Socks are bewildering.
It’s true that something happens in the laundry that makes socks disappear. And it is never both socks of a pair, so that you eventually end up with a drawer full of single, mismatched socks. I’ve taken to buying only one style and color of sock to avoid this problem, but the dryer is somehow able to put someone else’s socks in my laundry just to confuse me.
Scientists speculate that black holes suck matter from one part of the universe and spit it back out somewhere else, perhaps in another, parallel universe.
I can tell you, without hesitation or speculation, that there is a black hole connecting my drier and the parallel world of the Lost & Found bin at Socks ‘R’ Us.
But that’s not my complaint today. What upsets me at the moment is that I never know when I purchase socks if they have a good adhesion factor, that is, whether by the time I finish lacing up both shoes they will have fallen down around my ankles.
Nothing is more aggravating than a pair of socks that won’t stay up, unless it’s biting into a stale Reese’s Cup.
And that’s not to mention how silly it must seem when I cross my legs and everyone around me can see lily white ankles between crumpled socks and the cuff of my dress pants.
To remedy buyer’s remorse for socks, stores should allow “test wears,” much like dealerships allow automobile test drives.
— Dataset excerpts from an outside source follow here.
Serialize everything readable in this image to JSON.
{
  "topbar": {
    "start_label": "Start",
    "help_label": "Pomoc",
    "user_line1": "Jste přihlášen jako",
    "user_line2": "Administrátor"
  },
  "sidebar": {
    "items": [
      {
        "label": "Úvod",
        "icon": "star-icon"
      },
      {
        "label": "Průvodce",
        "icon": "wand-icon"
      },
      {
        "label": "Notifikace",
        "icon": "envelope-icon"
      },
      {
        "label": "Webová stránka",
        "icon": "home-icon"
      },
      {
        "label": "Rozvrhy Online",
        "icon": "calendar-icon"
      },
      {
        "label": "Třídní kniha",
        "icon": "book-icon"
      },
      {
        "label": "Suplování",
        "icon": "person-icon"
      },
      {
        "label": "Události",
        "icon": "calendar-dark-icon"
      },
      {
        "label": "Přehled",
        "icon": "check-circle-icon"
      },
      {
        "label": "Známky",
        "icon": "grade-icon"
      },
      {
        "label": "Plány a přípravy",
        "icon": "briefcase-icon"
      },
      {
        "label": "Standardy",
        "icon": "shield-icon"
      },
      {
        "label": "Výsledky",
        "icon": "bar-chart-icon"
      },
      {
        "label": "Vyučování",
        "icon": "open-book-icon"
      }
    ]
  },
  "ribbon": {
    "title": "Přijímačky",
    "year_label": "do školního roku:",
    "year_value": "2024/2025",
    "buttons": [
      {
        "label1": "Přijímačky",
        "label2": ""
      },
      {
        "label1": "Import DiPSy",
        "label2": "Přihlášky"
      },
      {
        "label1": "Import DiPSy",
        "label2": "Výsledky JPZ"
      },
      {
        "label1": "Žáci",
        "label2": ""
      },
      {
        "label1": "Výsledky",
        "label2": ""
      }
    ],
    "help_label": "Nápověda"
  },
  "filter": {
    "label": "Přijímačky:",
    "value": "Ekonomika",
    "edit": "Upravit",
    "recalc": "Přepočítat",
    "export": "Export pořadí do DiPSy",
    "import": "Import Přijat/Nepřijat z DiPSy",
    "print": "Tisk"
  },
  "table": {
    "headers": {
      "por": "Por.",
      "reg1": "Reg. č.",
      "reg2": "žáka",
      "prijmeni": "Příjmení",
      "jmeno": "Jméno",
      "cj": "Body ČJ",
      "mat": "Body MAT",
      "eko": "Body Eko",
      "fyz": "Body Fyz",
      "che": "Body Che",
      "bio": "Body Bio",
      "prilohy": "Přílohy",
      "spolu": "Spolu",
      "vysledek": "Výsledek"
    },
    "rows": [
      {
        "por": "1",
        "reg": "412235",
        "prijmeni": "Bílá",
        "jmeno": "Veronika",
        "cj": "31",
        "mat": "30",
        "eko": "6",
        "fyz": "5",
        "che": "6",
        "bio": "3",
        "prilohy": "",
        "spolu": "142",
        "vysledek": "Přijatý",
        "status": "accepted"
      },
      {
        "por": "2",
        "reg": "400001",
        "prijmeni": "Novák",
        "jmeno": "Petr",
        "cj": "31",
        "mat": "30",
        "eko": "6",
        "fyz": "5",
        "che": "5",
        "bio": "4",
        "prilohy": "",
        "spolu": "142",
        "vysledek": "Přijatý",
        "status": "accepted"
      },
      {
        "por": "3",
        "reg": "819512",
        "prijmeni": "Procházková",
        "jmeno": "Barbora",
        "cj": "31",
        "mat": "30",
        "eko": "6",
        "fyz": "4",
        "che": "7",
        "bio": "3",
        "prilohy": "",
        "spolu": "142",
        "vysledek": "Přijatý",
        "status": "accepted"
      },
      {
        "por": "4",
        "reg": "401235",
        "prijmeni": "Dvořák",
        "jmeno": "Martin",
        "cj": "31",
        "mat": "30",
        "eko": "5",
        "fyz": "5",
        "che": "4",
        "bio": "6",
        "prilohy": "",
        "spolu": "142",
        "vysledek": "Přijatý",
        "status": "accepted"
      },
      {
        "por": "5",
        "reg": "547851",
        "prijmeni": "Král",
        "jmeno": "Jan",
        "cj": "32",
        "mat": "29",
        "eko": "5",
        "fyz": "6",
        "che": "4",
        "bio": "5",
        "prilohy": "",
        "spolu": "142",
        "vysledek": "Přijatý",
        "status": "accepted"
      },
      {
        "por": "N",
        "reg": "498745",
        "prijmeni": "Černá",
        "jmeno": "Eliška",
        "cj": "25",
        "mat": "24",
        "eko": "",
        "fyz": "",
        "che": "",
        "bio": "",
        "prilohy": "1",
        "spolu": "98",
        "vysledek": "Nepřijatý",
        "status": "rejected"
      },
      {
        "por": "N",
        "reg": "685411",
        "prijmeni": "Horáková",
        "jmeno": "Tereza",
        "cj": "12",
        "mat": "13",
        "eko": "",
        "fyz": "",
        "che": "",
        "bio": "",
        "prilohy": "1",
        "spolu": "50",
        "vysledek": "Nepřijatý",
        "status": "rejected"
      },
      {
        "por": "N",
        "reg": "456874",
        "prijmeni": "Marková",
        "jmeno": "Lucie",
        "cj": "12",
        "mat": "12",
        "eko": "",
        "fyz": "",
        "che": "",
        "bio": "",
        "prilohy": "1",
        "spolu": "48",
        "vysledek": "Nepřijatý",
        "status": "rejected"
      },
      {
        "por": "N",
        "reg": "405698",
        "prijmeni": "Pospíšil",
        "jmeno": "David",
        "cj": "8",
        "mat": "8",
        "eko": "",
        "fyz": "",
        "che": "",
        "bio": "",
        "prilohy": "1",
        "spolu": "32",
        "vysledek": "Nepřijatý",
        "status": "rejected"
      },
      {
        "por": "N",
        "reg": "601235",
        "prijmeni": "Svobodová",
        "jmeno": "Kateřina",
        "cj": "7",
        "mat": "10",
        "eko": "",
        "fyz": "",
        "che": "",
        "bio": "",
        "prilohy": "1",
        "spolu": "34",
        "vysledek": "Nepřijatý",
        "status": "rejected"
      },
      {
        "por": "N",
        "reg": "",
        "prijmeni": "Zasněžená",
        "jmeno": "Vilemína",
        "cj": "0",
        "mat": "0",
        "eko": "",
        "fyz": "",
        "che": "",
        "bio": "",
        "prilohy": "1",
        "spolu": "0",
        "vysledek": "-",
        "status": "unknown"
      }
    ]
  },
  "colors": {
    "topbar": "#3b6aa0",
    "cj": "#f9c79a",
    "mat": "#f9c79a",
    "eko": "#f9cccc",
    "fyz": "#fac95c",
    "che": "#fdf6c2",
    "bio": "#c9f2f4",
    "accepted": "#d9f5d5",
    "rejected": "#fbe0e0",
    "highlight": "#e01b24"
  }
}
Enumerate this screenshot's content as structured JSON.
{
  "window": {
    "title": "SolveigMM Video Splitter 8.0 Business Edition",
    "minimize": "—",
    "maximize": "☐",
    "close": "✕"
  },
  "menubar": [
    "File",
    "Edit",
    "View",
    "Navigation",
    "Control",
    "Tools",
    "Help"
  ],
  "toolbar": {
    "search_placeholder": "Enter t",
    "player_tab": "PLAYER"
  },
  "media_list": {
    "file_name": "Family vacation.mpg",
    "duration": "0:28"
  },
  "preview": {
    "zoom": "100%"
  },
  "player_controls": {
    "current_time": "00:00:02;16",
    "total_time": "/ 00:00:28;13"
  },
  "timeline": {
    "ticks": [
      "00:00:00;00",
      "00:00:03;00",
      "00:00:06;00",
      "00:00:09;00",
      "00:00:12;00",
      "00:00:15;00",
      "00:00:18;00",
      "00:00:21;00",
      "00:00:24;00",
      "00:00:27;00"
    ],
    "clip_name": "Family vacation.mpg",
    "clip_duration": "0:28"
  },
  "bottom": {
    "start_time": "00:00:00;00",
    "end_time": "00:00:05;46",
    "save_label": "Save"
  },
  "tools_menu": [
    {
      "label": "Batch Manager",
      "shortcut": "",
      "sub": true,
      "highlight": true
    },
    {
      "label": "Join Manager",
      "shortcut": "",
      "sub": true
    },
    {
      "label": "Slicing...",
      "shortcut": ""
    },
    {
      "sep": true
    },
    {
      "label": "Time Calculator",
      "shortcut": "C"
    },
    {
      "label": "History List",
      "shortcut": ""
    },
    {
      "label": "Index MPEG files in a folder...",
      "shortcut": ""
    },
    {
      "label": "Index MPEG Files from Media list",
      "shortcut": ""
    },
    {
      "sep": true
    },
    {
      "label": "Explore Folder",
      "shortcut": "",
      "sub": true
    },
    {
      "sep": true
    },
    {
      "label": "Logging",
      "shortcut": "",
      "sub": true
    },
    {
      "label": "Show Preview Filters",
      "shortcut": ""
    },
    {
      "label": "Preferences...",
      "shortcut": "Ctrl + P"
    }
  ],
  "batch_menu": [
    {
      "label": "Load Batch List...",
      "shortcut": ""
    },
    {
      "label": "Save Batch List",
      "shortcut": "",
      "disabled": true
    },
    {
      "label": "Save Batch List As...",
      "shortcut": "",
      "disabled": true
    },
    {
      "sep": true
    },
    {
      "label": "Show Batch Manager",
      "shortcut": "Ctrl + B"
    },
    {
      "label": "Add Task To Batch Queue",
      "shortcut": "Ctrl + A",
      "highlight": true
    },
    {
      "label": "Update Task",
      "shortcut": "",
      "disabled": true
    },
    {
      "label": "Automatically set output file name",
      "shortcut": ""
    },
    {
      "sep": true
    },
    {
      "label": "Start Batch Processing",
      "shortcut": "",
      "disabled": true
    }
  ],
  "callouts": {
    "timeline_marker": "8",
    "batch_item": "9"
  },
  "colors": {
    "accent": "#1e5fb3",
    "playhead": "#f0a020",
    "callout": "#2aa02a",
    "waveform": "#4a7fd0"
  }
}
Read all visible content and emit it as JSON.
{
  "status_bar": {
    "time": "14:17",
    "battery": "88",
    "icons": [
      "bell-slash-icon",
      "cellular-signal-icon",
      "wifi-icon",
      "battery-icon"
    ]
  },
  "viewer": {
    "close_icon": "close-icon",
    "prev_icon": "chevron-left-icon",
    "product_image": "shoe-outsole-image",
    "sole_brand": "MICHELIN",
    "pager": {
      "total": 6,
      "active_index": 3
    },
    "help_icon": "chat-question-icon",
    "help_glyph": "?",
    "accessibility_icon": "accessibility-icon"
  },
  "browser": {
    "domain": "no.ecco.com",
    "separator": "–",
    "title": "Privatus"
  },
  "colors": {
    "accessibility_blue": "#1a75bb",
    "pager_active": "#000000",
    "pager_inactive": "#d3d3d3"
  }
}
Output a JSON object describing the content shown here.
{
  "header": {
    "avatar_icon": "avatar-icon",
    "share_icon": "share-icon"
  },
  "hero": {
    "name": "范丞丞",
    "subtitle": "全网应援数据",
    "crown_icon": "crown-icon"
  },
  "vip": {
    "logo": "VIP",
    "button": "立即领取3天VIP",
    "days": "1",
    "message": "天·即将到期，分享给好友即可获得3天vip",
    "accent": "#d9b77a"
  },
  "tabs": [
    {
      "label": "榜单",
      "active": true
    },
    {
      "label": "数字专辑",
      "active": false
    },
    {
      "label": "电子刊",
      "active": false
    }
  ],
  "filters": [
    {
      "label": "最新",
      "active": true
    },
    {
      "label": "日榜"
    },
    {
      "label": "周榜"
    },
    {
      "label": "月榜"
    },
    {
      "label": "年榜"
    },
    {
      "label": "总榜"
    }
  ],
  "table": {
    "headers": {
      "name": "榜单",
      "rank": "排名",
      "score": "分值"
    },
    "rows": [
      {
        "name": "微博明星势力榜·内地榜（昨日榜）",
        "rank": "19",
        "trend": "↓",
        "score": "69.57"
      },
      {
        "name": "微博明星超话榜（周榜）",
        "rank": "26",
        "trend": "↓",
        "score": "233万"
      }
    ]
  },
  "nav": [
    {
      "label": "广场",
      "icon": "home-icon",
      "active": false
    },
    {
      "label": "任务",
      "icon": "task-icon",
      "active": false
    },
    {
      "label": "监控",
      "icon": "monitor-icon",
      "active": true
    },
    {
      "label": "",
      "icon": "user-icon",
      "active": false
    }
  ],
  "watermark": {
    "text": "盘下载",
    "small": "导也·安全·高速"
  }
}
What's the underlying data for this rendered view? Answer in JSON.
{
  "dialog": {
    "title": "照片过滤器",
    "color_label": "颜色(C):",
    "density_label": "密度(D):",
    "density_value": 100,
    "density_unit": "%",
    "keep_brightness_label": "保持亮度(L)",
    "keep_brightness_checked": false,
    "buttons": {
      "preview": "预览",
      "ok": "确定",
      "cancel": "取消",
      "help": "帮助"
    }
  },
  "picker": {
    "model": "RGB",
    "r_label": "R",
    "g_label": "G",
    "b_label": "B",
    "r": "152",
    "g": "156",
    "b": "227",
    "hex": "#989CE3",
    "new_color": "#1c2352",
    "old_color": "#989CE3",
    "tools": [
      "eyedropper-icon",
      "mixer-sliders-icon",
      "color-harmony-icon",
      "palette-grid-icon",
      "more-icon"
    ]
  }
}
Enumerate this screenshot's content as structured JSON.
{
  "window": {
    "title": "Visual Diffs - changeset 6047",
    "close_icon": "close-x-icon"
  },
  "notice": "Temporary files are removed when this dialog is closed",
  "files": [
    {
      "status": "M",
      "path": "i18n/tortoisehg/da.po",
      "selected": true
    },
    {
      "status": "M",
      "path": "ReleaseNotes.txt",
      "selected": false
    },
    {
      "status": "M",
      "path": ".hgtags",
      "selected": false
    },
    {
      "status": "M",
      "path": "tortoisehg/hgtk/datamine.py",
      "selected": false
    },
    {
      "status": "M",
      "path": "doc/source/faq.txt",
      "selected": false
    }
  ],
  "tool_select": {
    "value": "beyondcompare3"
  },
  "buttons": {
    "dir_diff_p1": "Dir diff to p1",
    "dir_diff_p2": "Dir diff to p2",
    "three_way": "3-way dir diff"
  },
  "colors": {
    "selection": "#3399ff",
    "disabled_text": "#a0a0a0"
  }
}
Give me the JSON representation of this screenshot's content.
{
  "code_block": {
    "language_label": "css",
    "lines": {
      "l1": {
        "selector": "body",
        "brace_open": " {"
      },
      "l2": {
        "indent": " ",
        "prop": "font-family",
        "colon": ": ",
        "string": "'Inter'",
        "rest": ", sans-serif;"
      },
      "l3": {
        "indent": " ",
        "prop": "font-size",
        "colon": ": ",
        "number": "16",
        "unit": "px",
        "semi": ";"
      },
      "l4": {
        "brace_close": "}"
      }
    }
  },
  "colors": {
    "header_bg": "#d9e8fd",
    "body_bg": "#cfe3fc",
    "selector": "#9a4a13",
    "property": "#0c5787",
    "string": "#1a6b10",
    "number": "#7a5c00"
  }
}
I don’t know precisely how they would do this, because there would be the temptation for customers to literally walk off with, and in, the merchandise.
Perhaps they could provide a “sock escort” while you tried them out. Or maybe, like pets, an electronic fence could zap you with electrical current if you walked too close to the exit.
Sock packaging would need to be changed. Currently, dress socks come coupled with a metal band, stuck together with that plastic thing that hurts your teeth when you bite it, with labels affixed all over, and with tissue paper inside. That must change.
Personally, I would like to know how they manage to insert tissue paper in the sock without crumpling it, and what possible purpose it serves, anyway.
I suppose that someone might suggest sock suspenders. But, I’d rather get a couple of Gold Toes tattooed on my legs.
My next complaint, unrelated to low-adhesion socks, is that bathrooms containing hand lotion should not have doors with knobs.
I made the mistake of washing my hands and applying lotion before I had turned the door knob to get out, and was thus trapped in the bathroom for several hours a I waited for absorption to return some measure of grip to my hands.
Hand lotion should be placed outside the bathroom door. Of course, then someone would inevitably complain that he wet his pants because his hands were too slick to turn the knob.
But, that’s a problem to gripe about in someone else’s column.